TechRepublic: How XML will resolve the COM versus CORBA debate and end world hungerMar 18, 2000, 15:33 (1 Talkback[s])
(Other stories by Tim Landgrave)
"Object models like COM and CORBA have two basic sets of functionality: interfaces and plumbing. At an interface level, they each define how an object can be queried for its available methods, and then define the mechanism for calling those methods and returning the results. The plumbing level deals with the internal workings of the object and its interaction with the underlying operating system that hosts it. Building systems with either of these object models involves building application server farms that sit between a set of User Interface machines (either Web servers or PCs that can make direct calls to the application servers) and a set of database servers (that can be databases like Oracle and SQL Server, systems like AS/400s, or Mainframes using SNA as a transport protocol)."
"The user interface machines use the object model's native query interface and method calling services to gain access to the services offered by the application servers. But how can we allow any Web server or other external program to make calls to the application servers without having to know anything about the object model's native query interface or method calling services? Now we can leverage all the work we've done developing our internal systems and allow external systems to use our application servers without resorting to custom programs or costly custom interfaces."
"This isn't as far-fetched as it sounds. I've helped companies use Web technology to hook together their current systems.
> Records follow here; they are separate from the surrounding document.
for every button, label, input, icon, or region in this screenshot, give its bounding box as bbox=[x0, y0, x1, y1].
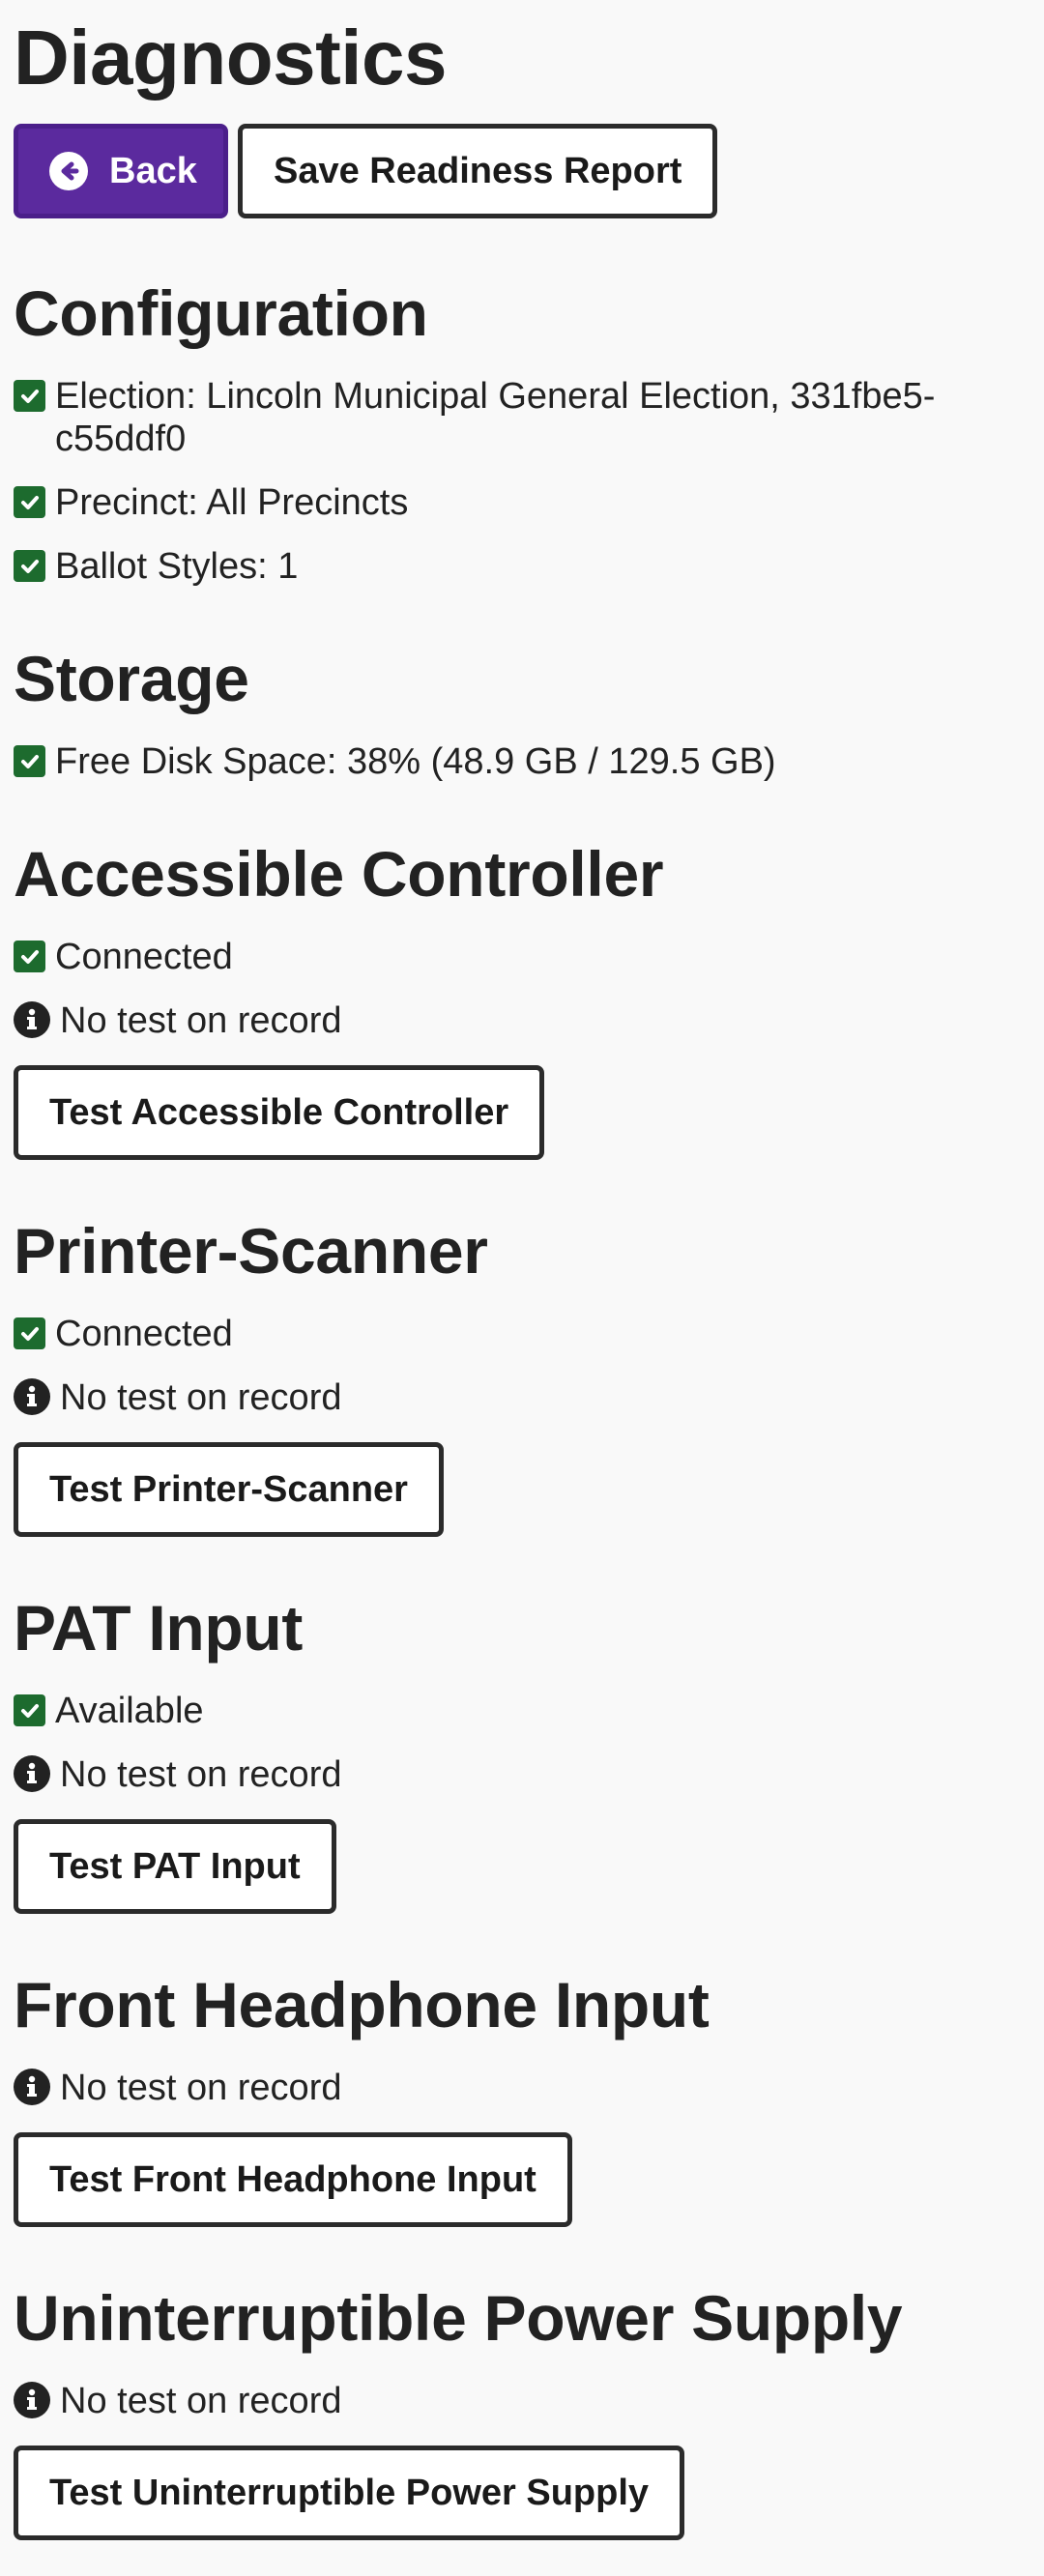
diagnostics-page: Diagnostics Back Save Readiness Report C… bbox=[0, 0, 1044, 2540]
save-readiness-report-button[interactable]: Save Readiness Report bbox=[238, 124, 718, 218]
header-actions: Back Save Readiness Report bbox=[14, 124, 1030, 218]
back-button[interactable]: Back bbox=[14, 124, 228, 218]
info-circle-icon bbox=[14, 1378, 50, 1415]
pat-test-row: No test on record bbox=[14, 1753, 1030, 1796]
ups-heading: Uninterruptible Power Supply bbox=[14, 2282, 903, 2354]
election-row: Election: Lincoln Municipal General Elec… bbox=[14, 375, 1030, 460]
ballot-styles-text: Ballot Styles: 1 bbox=[55, 546, 299, 587]
info-circle-icon bbox=[14, 2382, 50, 2418]
printer-test-text: No test on record bbox=[60, 1377, 342, 1418]
check-square-icon bbox=[14, 1694, 45, 1726]
printer-scanner-heading: Printer-Scanner bbox=[14, 1215, 488, 1287]
headphone-test-row: No test on record bbox=[14, 2067, 1030, 2109]
check-square-icon bbox=[14, 941, 45, 972]
pat-input-section: PAT Input Available No test on record Te… bbox=[14, 1587, 1030, 1914]
pat-status-row: Available bbox=[14, 1690, 1030, 1732]
test-printer-scanner-button[interactable]: Test Printer-Scanner bbox=[14, 1442, 444, 1537]
configuration-heading: Configuration bbox=[14, 277, 428, 349]
info-circle-icon bbox=[14, 1755, 50, 1792]
check-square-icon bbox=[14, 550, 45, 582]
controller-test-row: No test on record bbox=[14, 999, 1030, 1042]
check-square-icon bbox=[14, 1317, 45, 1349]
pat-input-heading: PAT Input bbox=[14, 1592, 304, 1664]
check-square-icon bbox=[14, 380, 45, 412]
ups-test-row: No test on record bbox=[14, 2380, 1030, 2422]
ups-test-text: No test on record bbox=[60, 2381, 342, 2421]
controller-status-row: Connected bbox=[14, 936, 1030, 978]
test-accessible-controller-button[interactable]: Test Accessible Controller bbox=[14, 1065, 545, 1160]
ups-section: Uninterruptible Power Supply No test on … bbox=[14, 2277, 1030, 2540]
info-circle-icon bbox=[14, 1001, 50, 1038]
pat-status-text: Available bbox=[55, 1691, 204, 1731]
precinct-text: Precinct: All Precincts bbox=[55, 482, 409, 523]
free-disk-row: Free Disk Space: 38% (48.9 GB / 129.5 GB… bbox=[14, 740, 1030, 783]
check-square-icon bbox=[14, 486, 45, 518]
arrow-left-circle-icon bbox=[49, 152, 88, 190]
back-button-label: Back bbox=[109, 150, 197, 191]
front-headphone-heading: Front Headphone Input bbox=[14, 1969, 710, 2041]
accessible-controller-section: Accessible Controller Connected No test … bbox=[14, 833, 1030, 1160]
election-text: Election: Lincoln Municipal General Elec… bbox=[55, 376, 936, 459]
test-pat-input-button[interactable]: Test PAT Input bbox=[14, 1819, 336, 1914]
check-square-icon bbox=[14, 745, 45, 777]
page-title: Diagnostics bbox=[14, 14, 447, 101]
storage-section: Storage Free Disk Space: 38% (48.9 GB / … bbox=[14, 638, 1030, 783]
test-front-headphone-button[interactable]: Test Front Headphone Input bbox=[14, 2132, 572, 2227]
accessible-controller-heading: Accessible Controller bbox=[14, 838, 664, 910]
storage-heading: Storage bbox=[14, 643, 249, 714]
info-circle-icon bbox=[14, 2069, 50, 2105]
pat-test-text: No test on record bbox=[60, 1754, 342, 1795]
controller-status-text: Connected bbox=[55, 937, 233, 977]
front-headphone-section: Front Headphone Input No test on record … bbox=[14, 1964, 1030, 2227]
configuration-section: Configuration Election: Lincoln Municipa… bbox=[14, 273, 1030, 588]
printer-test-row: No test on record bbox=[14, 1376, 1030, 1419]
test-ups-button[interactable]: Test Uninterruptible Power Supply bbox=[14, 2446, 685, 2540]
headphone-test-text: No test on record bbox=[60, 2068, 342, 2108]
printer-scanner-section: Printer-Scanner Connected No test on rec… bbox=[14, 1210, 1030, 1537]
ballot-styles-row: Ballot Styles: 1 bbox=[14, 545, 1030, 588]
controller-test-text: No test on record bbox=[60, 1000, 342, 1041]
printer-status-row: Connected bbox=[14, 1313, 1030, 1355]
free-disk-text: Free Disk Space: 38% (48.9 GB / 129.5 GB… bbox=[55, 741, 776, 782]
printer-status-text: Connected bbox=[55, 1314, 233, 1354]
precinct-row: Precinct: All Precincts bbox=[14, 481, 1030, 524]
For example, a catalog company collects their orders on a Web site, but then uses HTTP to call a CGI script on their AS/400 to actually place the order. The CGI script on the AS/400 simply calls the existing COBOL program that places orders and passes it the query string information to place the order. Unfortunately, these system interfaces are hard coded and require intimate knowledge of both systems in order to make them work together properly. But by using XML to define the interfaces and any custom object types, we can make the process more universal and accessible."